I told her that I was going to see to it that every cookie lover in the United States with an e-mail account has a $250.00 cookie recipe from Neiman-Marcus... for free..She replied, "I wish you wouldn't do this" I said, "Well you should have thought of that before you ripped me off", and slammed down the phone on her.. So, here it is!!! Please, please, please pass it on to everyone you can possibly think of.

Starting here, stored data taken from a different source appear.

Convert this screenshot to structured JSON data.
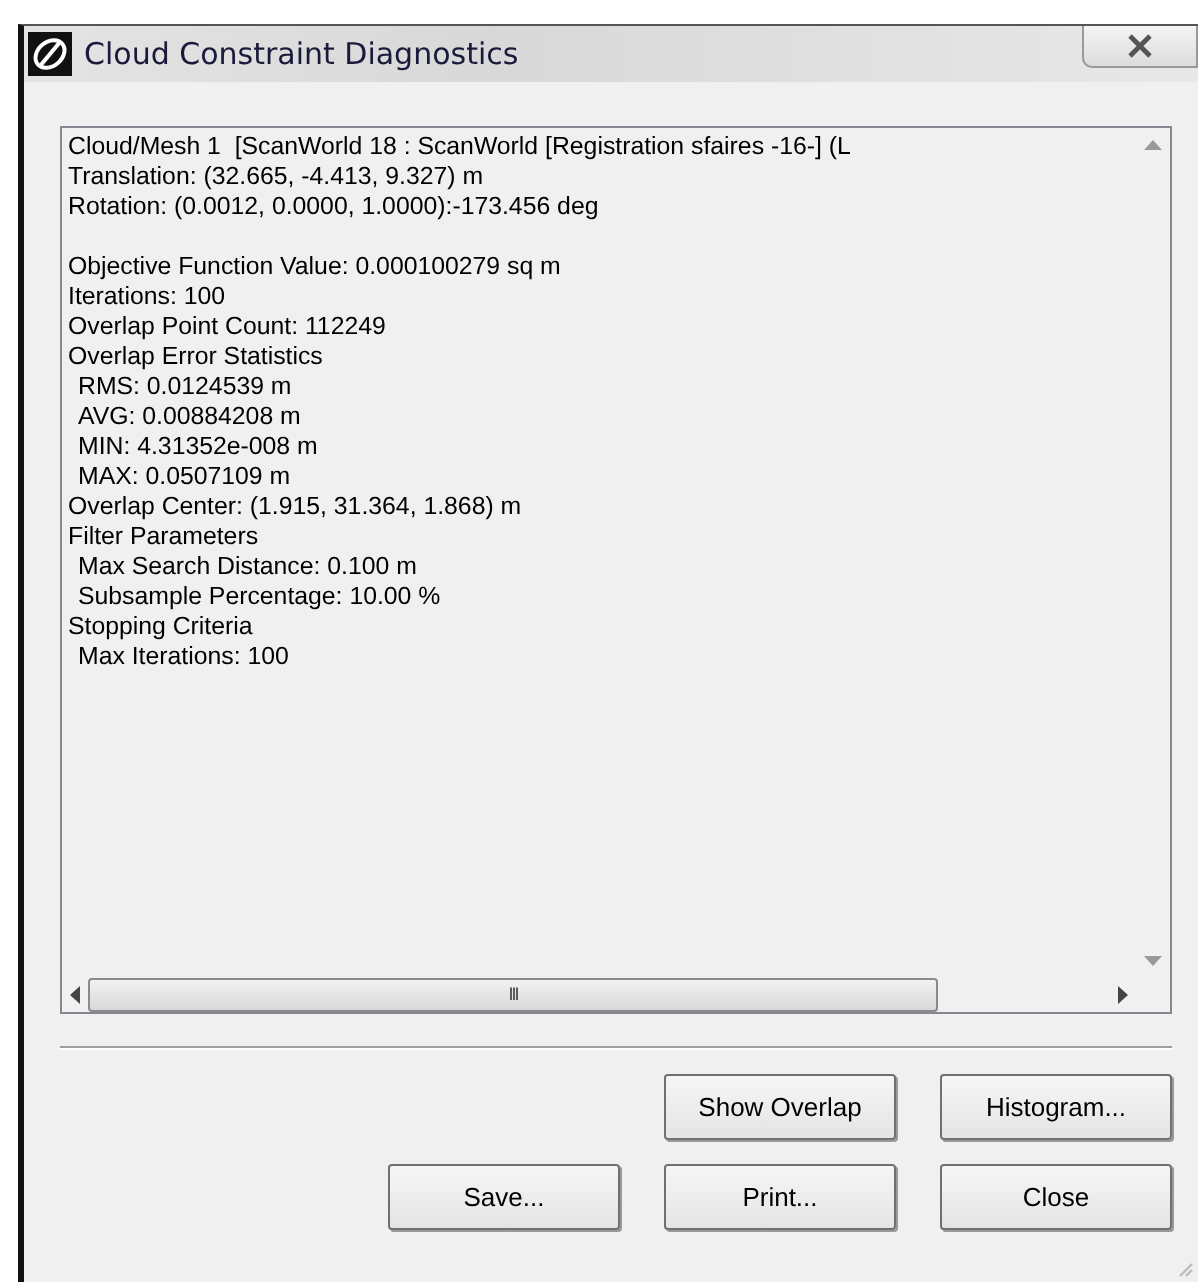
{
  "window": {
    "title": "Cloud Constraint Diagnostics"
  },
  "report": {
    "header": [
      "Cloud/Mesh 1  [ScanWorld 18 : ScanWorld [Registration sfaires -16-] (L",
      "Translation: (32.665, -4.413, 9.327) m",
      "Rotation: (0.0012, 0.0000, 1.0000):-173.456 deg"
    ],
    "details": [
      {
        "text": "Objective Function Value: 0.000100279 sq m"
      },
      {
        "text": "Iterations: 100"
      },
      {
        "text": "Overlap Point Count: 112249"
      },
      {
        "text": "Overlap Error Statistics",
        "children": [
          {
            "text": "RMS: 0.0124539 m"
          },
          {
            "text": "AVG: 0.00884208 m"
          },
          {
            "text": "MIN: 4.31352e-008 m"
          },
          {
            "text": "MAX: 0.0507109 m"
          }
        ]
      },
      {
        "text": "Overlap Center: (1.915, 31.364, 1.868) m"
      },
      {
        "text": "Filter Parameters",
        "children": [
          {
            "text": "Max Search Distance: 0.100 m"
          },
          {
            "text": "Subsample Percentage: 10.00 %"
          }
        ]
      },
      {
        "text": "Stopping Criteria",
        "children": [
          {
            "text": "Max Iterations: 100"
          }
        ]
      }
    ]
  },
  "scroll_thumb_grip": "III",
  "buttons": [
    [
      "Show Overlap",
      "Histogram..."
    ],
    [
      "Save...",
      "Print...",
      "Close"
    ]
  ]
}
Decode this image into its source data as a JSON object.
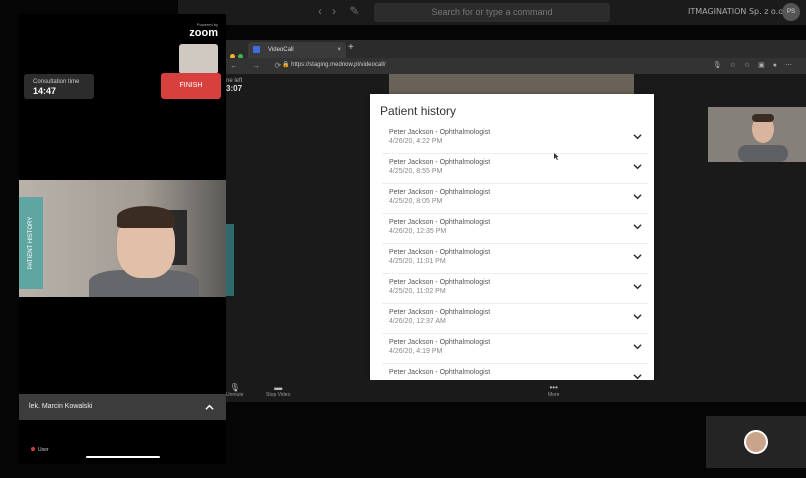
{
  "zoom_toolbar": {
    "search_placeholder": "Search for or type a command",
    "org_name": "ITMAGINATION Sp. z o.o.",
    "avatar_initials": "PS"
  },
  "browser": {
    "tab_title": "VideoCall",
    "url": "https://staging.mednow.pl/videocall/",
    "time_left_label": "ne left",
    "time_left_value": "3:07"
  },
  "modal": {
    "title": "Patient history",
    "items": [
      {
        "doctor": "Peter Jackson - Ophthalmologist",
        "date": "4/26/20, 4:22 PM"
      },
      {
        "doctor": "Peter Jackson - Ophthalmologist",
        "date": "4/25/20, 8:55 PM"
      },
      {
        "doctor": "Peter Jackson - Ophthalmologist",
        "date": "4/25/20, 8:05 PM"
      },
      {
        "doctor": "Peter Jackson - Ophthalmologist",
        "date": "4/26/20, 12:35 PM"
      },
      {
        "doctor": "Peter Jackson - Ophthalmologist",
        "date": "4/25/20, 11:01 PM"
      },
      {
        "doctor": "Peter Jackson - Ophthalmologist",
        "date": "4/25/20, 11:02 PM"
      },
      {
        "doctor": "Peter Jackson - Ophthalmologist",
        "date": "4/26/20, 12:37 AM"
      },
      {
        "doctor": "Peter Jackson - Ophthalmologist",
        "date": "4/26/20, 4:19 PM"
      },
      {
        "doctor": "Peter Jackson - Ophthalmologist",
        "date": ""
      }
    ]
  },
  "zoom_controls": {
    "unmute": "Unmute",
    "stop_video": "Stop Video",
    "more": "More"
  },
  "phone": {
    "powered_by": "Powered by",
    "logo": "zoom",
    "consultation_label": "Consultation time",
    "consultation_value": "14:47",
    "finish_label": "FINISH",
    "patient_history_tab": "PATIENT HISTORY",
    "doctor_name": "lek. Marcin Kowalski",
    "user_label": "User"
  },
  "colors": {
    "finish": "#d8403e",
    "patient_history_tab": "#5fa6a2",
    "modal_bg": "#ffffff"
  }
}
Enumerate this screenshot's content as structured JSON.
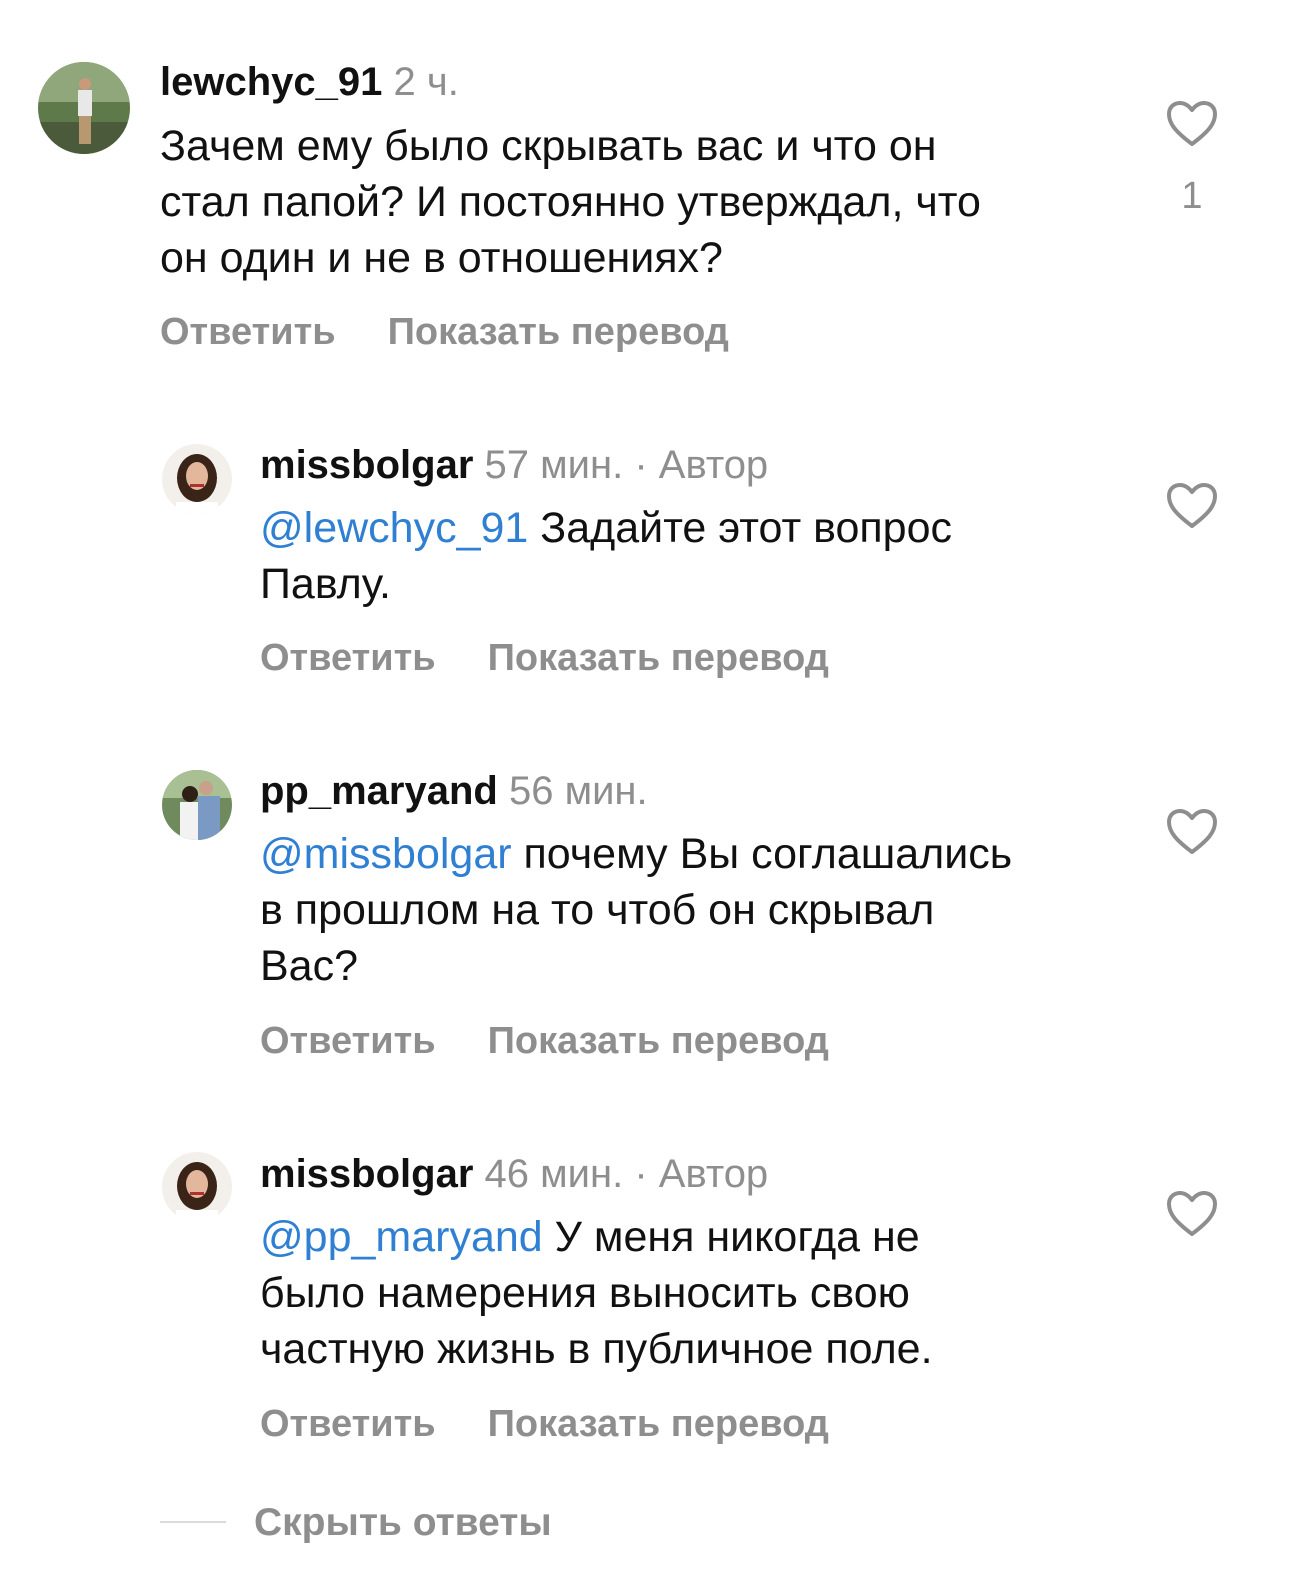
{
  "comments": [
    {
      "username": "lewchyc_91",
      "time": "2 ч.",
      "author_label": "",
      "mention": "",
      "lines": [
        "Зачем ему было скрывать вас и что он",
        "стал папой? И постоянно утверждал, что",
        "он один и не в отношениях?"
      ],
      "reply_label": "Ответить",
      "translate_label": "Показать перевод",
      "like_count": "1",
      "like_icon": "heart-outline-icon"
    },
    {
      "username": "missbolgar",
      "time": "57 мин.",
      "separator": "·",
      "author_label": "Автор",
      "mention": "@lewchyc_91",
      "first_line_rest": " Задайте этот вопрос",
      "lines": [
        "Павлу."
      ],
      "reply_label": "Ответить",
      "translate_label": "Показать перевод",
      "like_icon": "heart-outline-icon"
    },
    {
      "username": "pp_maryand",
      "time": "56 мин.",
      "mention": "@missbolgar",
      "first_line_rest": " почему Вы соглашались",
      "lines": [
        "в прошлом на то чтоб он скрывал",
        "Вас?"
      ],
      "reply_label": "Ответить",
      "translate_label": "Показать перевод",
      "like_icon": "heart-outline-icon"
    },
    {
      "username": "missbolgar",
      "time": "46 мин.",
      "separator": "·",
      "author_label": "Автор",
      "mention": "@pp_maryand",
      "first_line_rest": " У меня никогда не",
      "lines": [
        "было намерения выносить свою",
        "частную жизнь в публичное поле."
      ],
      "reply_label": "Ответить",
      "translate_label": "Показать перевод",
      "like_icon": "heart-outline-icon"
    }
  ],
  "hide_replies_label": "Скрыть ответы",
  "colors": {
    "mention": "#2f7fd2",
    "secondary_text": "#8e8e8e",
    "primary_text": "#111111"
  }
}
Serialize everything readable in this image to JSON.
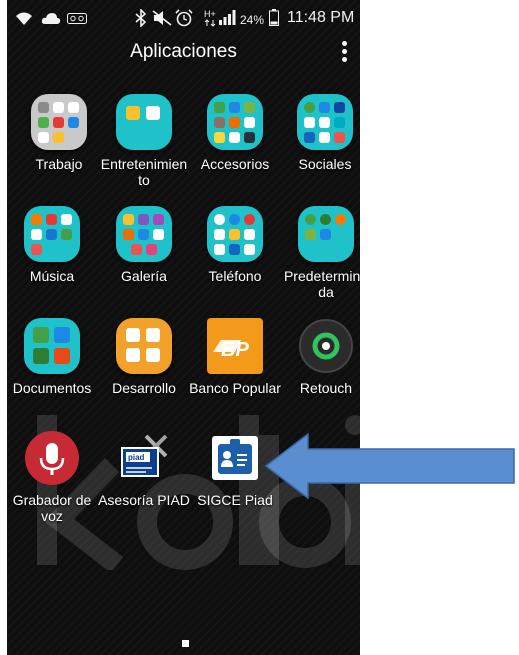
{
  "status_bar": {
    "battery": "24%",
    "time": "11:48 PM",
    "left_icons": [
      "wifi-icon",
      "cloud-icon",
      "voicemail-icon"
    ],
    "right_icons": [
      "bluetooth-icon",
      "mute-icon",
      "alarm-icon",
      "hplus-icon",
      "signal-icon",
      "battery-icon"
    ]
  },
  "header": {
    "title": "Aplicaciones",
    "menu_icon": "more-vert-icon"
  },
  "apps": [
    {
      "label": "Trabajo",
      "icon": "work-folder-icon"
    },
    {
      "label": "Entretenimien to",
      "icon": "entertainment-folder-icon"
    },
    {
      "label": "Accesorios",
      "icon": "accessories-folder-icon"
    },
    {
      "label": "Sociales",
      "icon": "social-folder-icon"
    },
    {
      "label": "Música",
      "icon": "music-folder-icon"
    },
    {
      "label": "Galería",
      "icon": "gallery-folder-icon"
    },
    {
      "label": "Teléfono",
      "icon": "phone-folder-icon"
    },
    {
      "label": "Predetermina da",
      "icon": "default-folder-icon"
    },
    {
      "label": "Documentos",
      "icon": "documents-folder-icon"
    },
    {
      "label": "Desarrollo",
      "icon": "development-folder-icon"
    },
    {
      "label": "Banco Popular",
      "icon": "bp-logo-icon",
      "icon_text": "BP"
    },
    {
      "label": "Retouch",
      "icon": "retouch-icon"
    },
    {
      "label": "Grabador de voz",
      "icon": "microphone-icon"
    },
    {
      "label": "Asesoría PIAD",
      "icon": "piad-tools-icon",
      "icon_text": "piad"
    },
    {
      "label": "SIGCE Piad",
      "icon": "id-badge-icon"
    }
  ],
  "watermark": "kolbi",
  "colors": {
    "teal": "#1fc2c9",
    "orange": "#f2a12b",
    "arrow": "#5b8ed1",
    "bp_orange": "#f39a1b",
    "mic_red": "#c62b35"
  }
}
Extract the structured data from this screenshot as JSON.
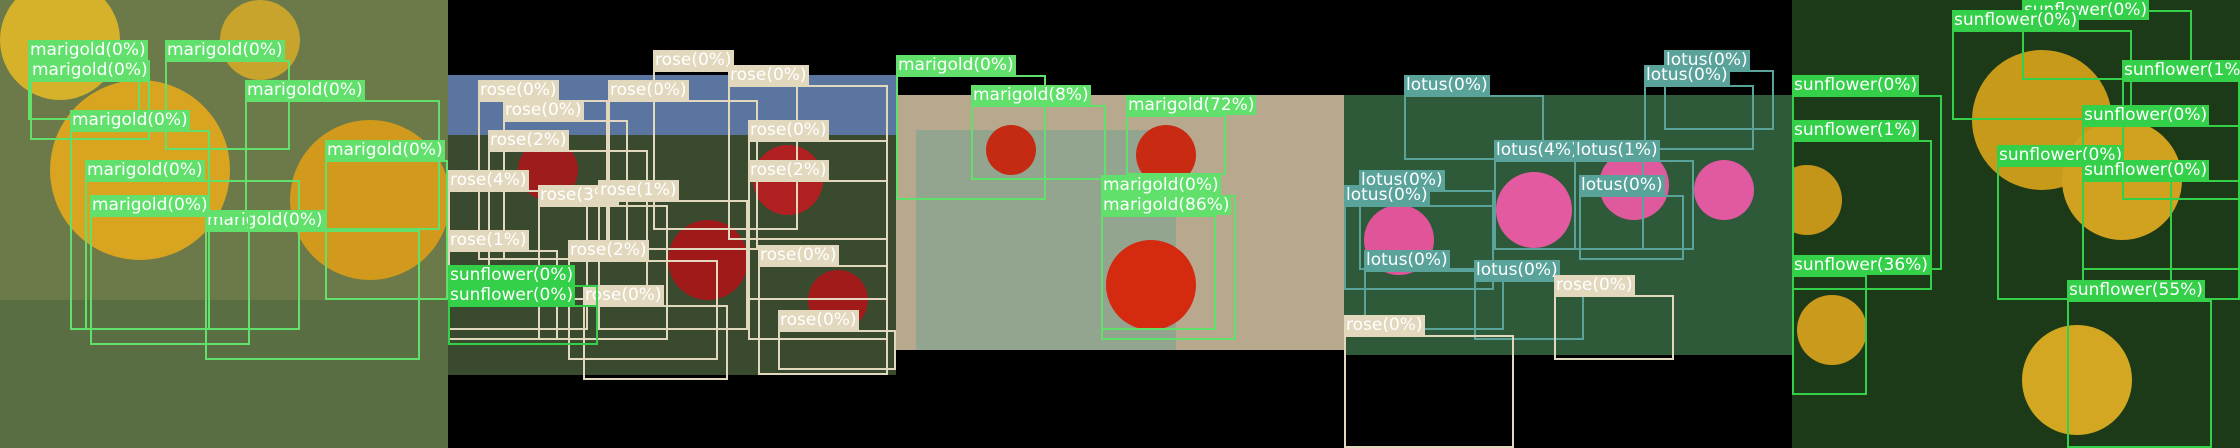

I paid $250.00 dollars for this... I don't want Neiman-Marcus to ever get another penny off of this recipe....”
I thought the story seemed like a lie and one of the first things I found when looking up the recipe was an article on about.com providing evidence to prove this (that it is a hoax). However, I tried the recipe out anyway. The cookies are yum. Jarrah reckons they are risky things to make because they taste healthy but there’s actually quite a bit of chocolate in them. I halved the recipe, but I could have halved it again – the recipe makes heaps of cookies (apparently about 112). I had two bowls to accommodate my mix and as I said, that was half the ingredients. Anyways, here’s the recipe:
2 cups butter
680g chocolate chips
4 cups flour
2 cups brown sugar
2 teaspoons baking soda
1 teaspoon salt
2 cups sugar
500g chocolate, grated
5 cups blended oatmeal (measure oatmeal and blend in blender to a fine powder, I used oat bran instead)
2 teaspoons baking powder
2 teaspoon vanilla
3 cups chopped nuts (optional, I used peanuts)
Preheat the oven to 180°C. Cream the butter and both sugars. Add eggs and vanilla, mix together with the flour, oatmeal, salt, baking powder and bicarbonate of soda. Add chocolate chips, grated chocolate and nuts. Roll into balls and place two inches apart on a cookie sheet. Bake for 10 minutes.